Sub-threshold is when a procedure did not cause suffering above the threshold for regulation. Non-recovery is when the entire procedure takes place under general anaesthetic and there is no recovery. Mild is the equivalent of an injection or having a blood sample taken. Moderate includes surgery under anaesthesia followed by painkillers during recovery. Severe suffering is when a procedure causes a major departure from the animal's usual state of health and well-being. Animals found dead are commonly classified as severe as pre-mortality suffering often cannot be assessed. Most severe procedures arise in regulatory testing such as evaluation of toxicity of drugs.
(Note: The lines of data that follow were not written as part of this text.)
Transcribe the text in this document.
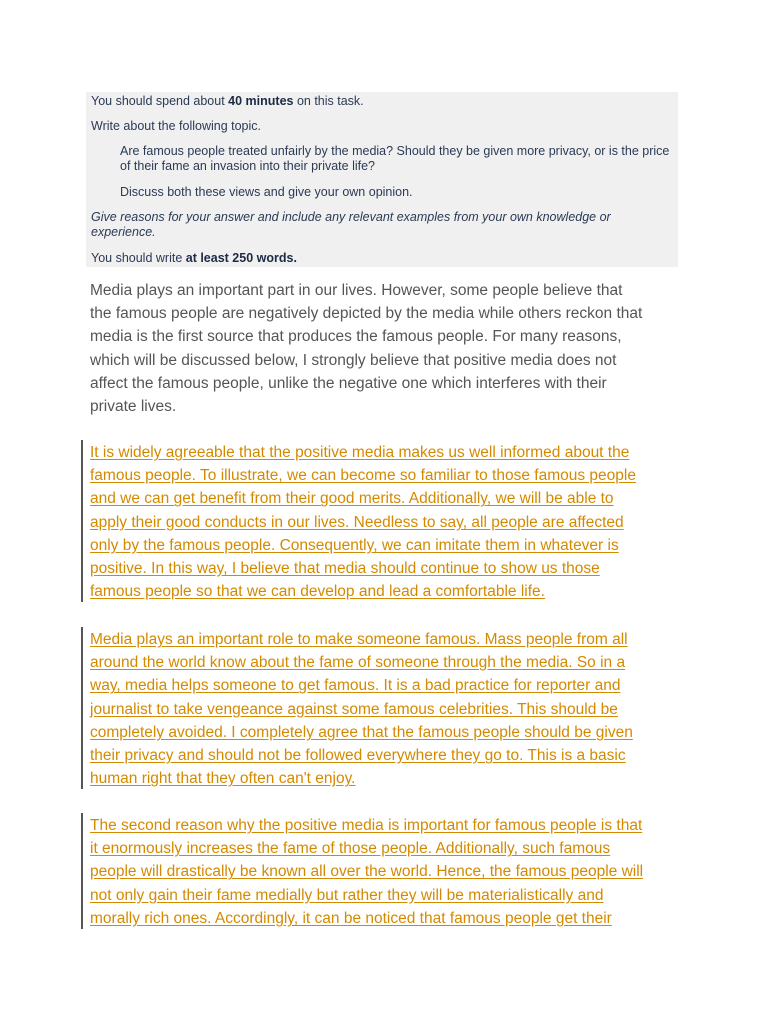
You should spend about 40 minutes on this task.
Write about the following topic.
Are famous people treated unfairly by the media? Should they be given more privacy, or is the price of their fame an invasion into their private life?
Discuss both these views and give your own opinion.
Give reasons for your answer and include any relevant examples from your own knowledge or experience.
You should write at least 250 words.
Media plays an important part in our lives. However, some people believe that
the famous people are negatively depicted by the media while others reckon that
media is the first source that produces the famous people. For many reasons,
which will be discussed below, I strongly believe that positive media does not
affect the famous people, unlike the negative one which interferes with their
private lives.
It is widely agreeable that the positive media makes us well informed about the
famous people. To illustrate, we can become so familiar to those famous people
and we can get benefit from their good merits. Additionally, we will be able to
apply their good conducts in our lives. Needless to say, all people are affected
only by the famous people. Consequently, we can imitate them in whatever is
positive. In this way, I believe that media should continue to show us those
famous people so that we can develop and lead a comfortable life.
Media plays an important role to make someone famous. Mass people from all
around the world know about the fame of someone through the media. So in a
way, media helps someone to get famous. It is a bad practice for reporter and
journalist to take vengeance against some famous celebrities. This should be
completely avoided. I completely agree that the famous people should be given
their privacy and should not be followed everywhere they go to. This is a basic
human right that they often can't enjoy.
The second reason why the positive media is important for famous people is that
it enormously increases the fame of those people. Additionally, such famous
people will drastically be known all over the world. Hence, the famous people will
not only gain their fame medially but rather they will be materialistically and
morally rich ones. Accordingly, it can be noticed that famous people get their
The proportion of animal research categorised as sub threshold rose from 40.2% in 2018 to 42.1% in 2019. The proportion of procedures categorised as severe decreased from 3.6% in 2018 to 3.1% in 2019. Animals are used alongside other techniques such as cell cultures, human studies and computational models. These methods are used – often in tandem – to answer the key biological questions necessary to understand and treat disease.
Animal research is strictly regulated in the UK. Every procedure, from a simple blood test to major surgery, requires individual, establishment and project licences, as well as approval from an Animal Welfare and Ethical Review Body. Before an animal is used, researchers must show that the knowledge could not be acquired using non-animal methods.?
While the government produces these statistics on an annual basis, more organisations than ever before are openly publishing their own figures on their websites. This move towards greater transparency has been bolstered by the?Concordat on Openness on Animal Research in the UK, which has been signed by 124 organisations since it launched in 2014.